Die einen feiern ja den griechischen Wahlrussen, der hinter dem Ural als unerbittlicher Orchester-Erzieher ein Ensemble ganz nach seinem Willen geformt hat, als eine Art Erlöserfigur. Die anderen verdammen ihn als Scharlatan, der mit diktatorischen Mitteln eine Musikergemeinschaft knechtet, um ausschließlich seiner Selbstdarstellung zu frönen.

Extremist als Rattenfänger

Welcher Lehrmeinung man immer anhängen mag, die Frage bleibt: Was fesselt eine Menge Menschen an den Interpretationen dieses Mannes? Immerhin verraten die CD-Verkäufe und Klickraten, dass er auch viel Publikum anlockt, das sonst mit Klassik kaum in Berührung kommen dürfte.
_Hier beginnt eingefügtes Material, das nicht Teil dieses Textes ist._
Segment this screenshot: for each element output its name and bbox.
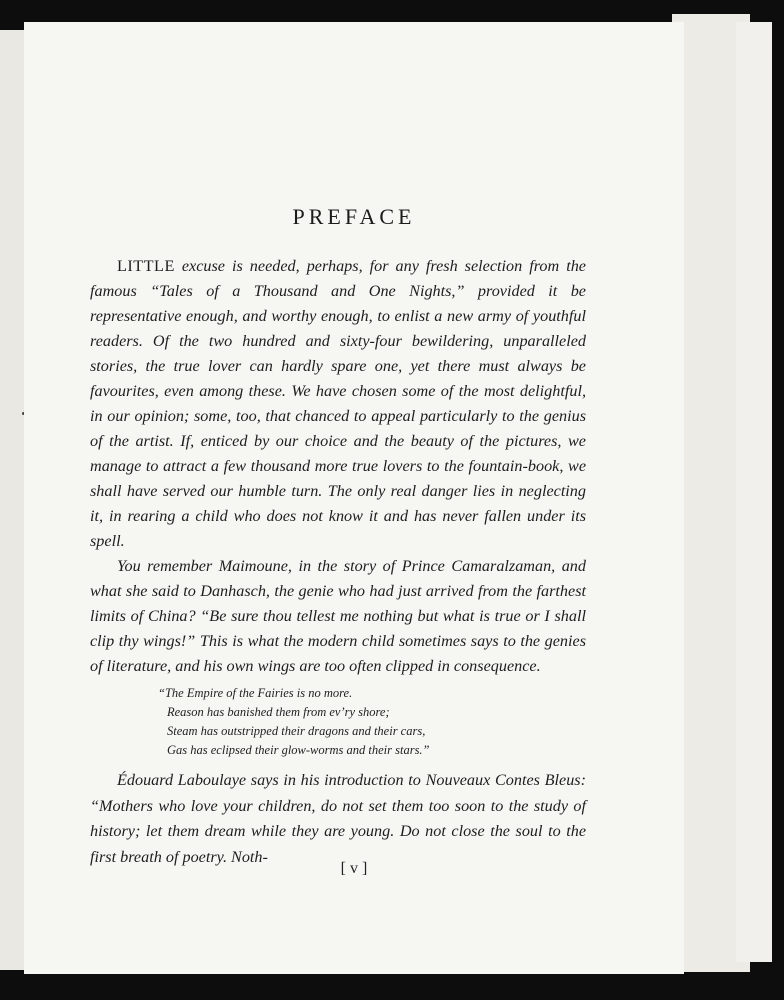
verse-line: Gas has eclipsed their glow-worms and their stars.” xyxy=(167,743,430,757)
verse-line: Steam has outstripped their dragons and their cars, xyxy=(167,724,426,738)
verse-line: “The Empire of the Fairies is no more. xyxy=(158,686,353,700)
preface-body xyxy=(90,254,586,679)
book-page xyxy=(24,22,684,974)
facing-page-edge xyxy=(0,30,26,970)
preface-body-continued xyxy=(90,768,586,870)
page-number: [ v ] xyxy=(340,860,368,877)
quoted-verse xyxy=(158,684,578,760)
paragraph-1-text: excuse is needed, perhaps, for any fresh selection from the famous “Tales of a Thousand and One Nights,” provided it be representative enough, and worthy enough, to enlist a new army of youthful readers. Of the two hundred and sixty-four bewildering, unparalleled stories, the true lover can hardly spare one, yet there must always be favourites, even among these. We have chosen some of the most delightful, in our opinion; some, too, that chanced to appeal particularly to the genius of the artist. If, enticed by our choice and the beauty of the pictures, we manage to attract a few thousand more true lovers to the fountain-book, we shall have served our humble turn. The only real danger lies in neglecting it, in rearing a child who does not know it and has never fallen under its spell. xyxy=(90,257,586,550)
underlying-page-edge-2 xyxy=(736,22,772,962)
lead-word: LITTLE xyxy=(117,257,175,275)
page-title: PREFACE xyxy=(292,204,416,229)
paragraph-2: You remember Maimoune, in the story of Prince Camaralzaman, and what she said to Danhasch, the genie who had just arrived from the farthest limits of China? “Be sure thou tellest me nothing but what is true or I shall clip thy wings!” This is what the modern child sometimes says to the genies of literature, and his own wings are too often clipped in consequence. xyxy=(90,557,586,675)
verse-line: Reason has banished them from ev’ry shore; xyxy=(167,705,390,719)
paragraph-1 xyxy=(90,254,586,554)
paragraph-3: Édouard Laboulaye says in his introduction to Nouveaux Contes Bleus: “Mothers who love your children, do not set them too soon to the study of history; let them dream while they are young. Do not close the soul to the first breath of poetry. Noth- xyxy=(90,771,586,866)
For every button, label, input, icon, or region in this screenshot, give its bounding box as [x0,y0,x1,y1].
Und die Veranstalter freuen sich, dass sie regelmäßig das „Ausverkauft“-Schild affichieren dürfen, wenn Currentzis auftritt.

Nun gibt es für eine Überprüfung der Fakten wohl kein besseres Stück als Beethovens Fünfte. Die berühmteste aller Symphonien mit dem allerberühmtesten aller Symphonie-Anfänge. Schon an der Frage, wie diese fünf Takte gespielt werden sollen, haben sich endlose Diskussionen entzündet. Wie lang sind die beiden Fermaten zu halten? Warum hängt Beethoven an die zweite noch einen Verlängerungs-Takt? Und vor allem: Was heißt „Allegro con brio“ – wie rasch soll dieser erste Satz gespielt werden? Wie lang dauert die ganze Symphonie?

Wie lauten nun die Antworten des Teodor Currentzis? Wie klingt „seine“ Fünfte?

Ein Blick auf das Timing verrät: Der Vielgeliebte und Vielgeschmähte bleibt seinem Ruf als interpretatorischer Extremist nichts schuldig: Die neue Fünfte ist vielleicht nicht die schönste, aber bestimmt die schnellste im ganzen Klassikland. Die Aufnahme hätte früher einmal mühelos auf eine Schallplattenseite gepasst und schlägt selbst die Einspielungen von Rekordhaltern wie Toscanini oder Karajan noch um Längen, pardon: Kürzen.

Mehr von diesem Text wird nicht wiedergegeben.